The audit, paid for by Grundfos and Dolphin Equipment, bore out Samouhos’ original intuition and helped to justify his replacement vs. repair recommendation.
“We monitored the three-phase electrical consumption of the pressure-boosting equipment in both apartment towers over a one-week period to account for changes in load demands,” states Tony Sinacore, an applications engineer with Ramsey, N.J.-based energy audit firm SDM Metro.
“Our team recorded a 92 percent drop in power consumption in the building that was fitted with the energy-efficient boosting station over the conventional system installed in the building’s other tower.”
Sinacore notes the energy used during this one-week period would yield 121,067 kilowatt-hours annually, or an annual utility cost reduction of nearly $18,160, based on an average area utility rate of $0.15 per kilowatt-hour (see chart above).

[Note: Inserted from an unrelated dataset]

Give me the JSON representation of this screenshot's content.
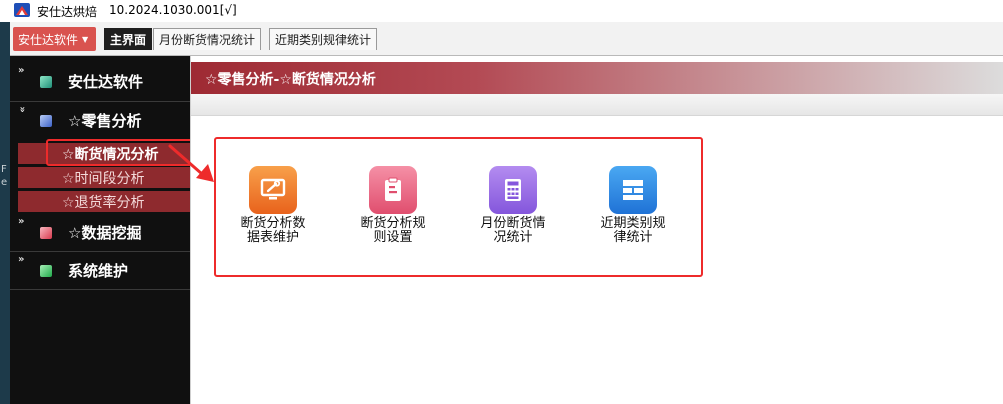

Sinacore estimates the total project savings over a 15-year average pump lifespan at just under $275,000. The level of savings, in fact, was so dramatic that similar variable-speed drives were installed in the companion tower to begin matching pump output with demand.
According to Grundfos, power consumption accounts for 85 percent of all costs incurred during the life cycle of a pump. The initial pump purchase price and the cost of regular maintenance account for the remainder. Therefore, even the smallest improvement in energy efficiency can translate to sizeable savings. In addition, system designers can squeeze an additional 10 percent to 35 percent in energy savings by transitioning from pumps that use pressure- reducing valves to those that leverage variable-speed drives, depending on the system parameters.
“Building management was stunned that we could deliver the same level of performance using just one-third the pumping horsepower of the old system,” Samouhos says. “Every day the engineers would come in to see if the system was collapsing under the crushing demand, only to find the booster station barely breaking a sweat."
This article appeared in PM Engineer in January 2012.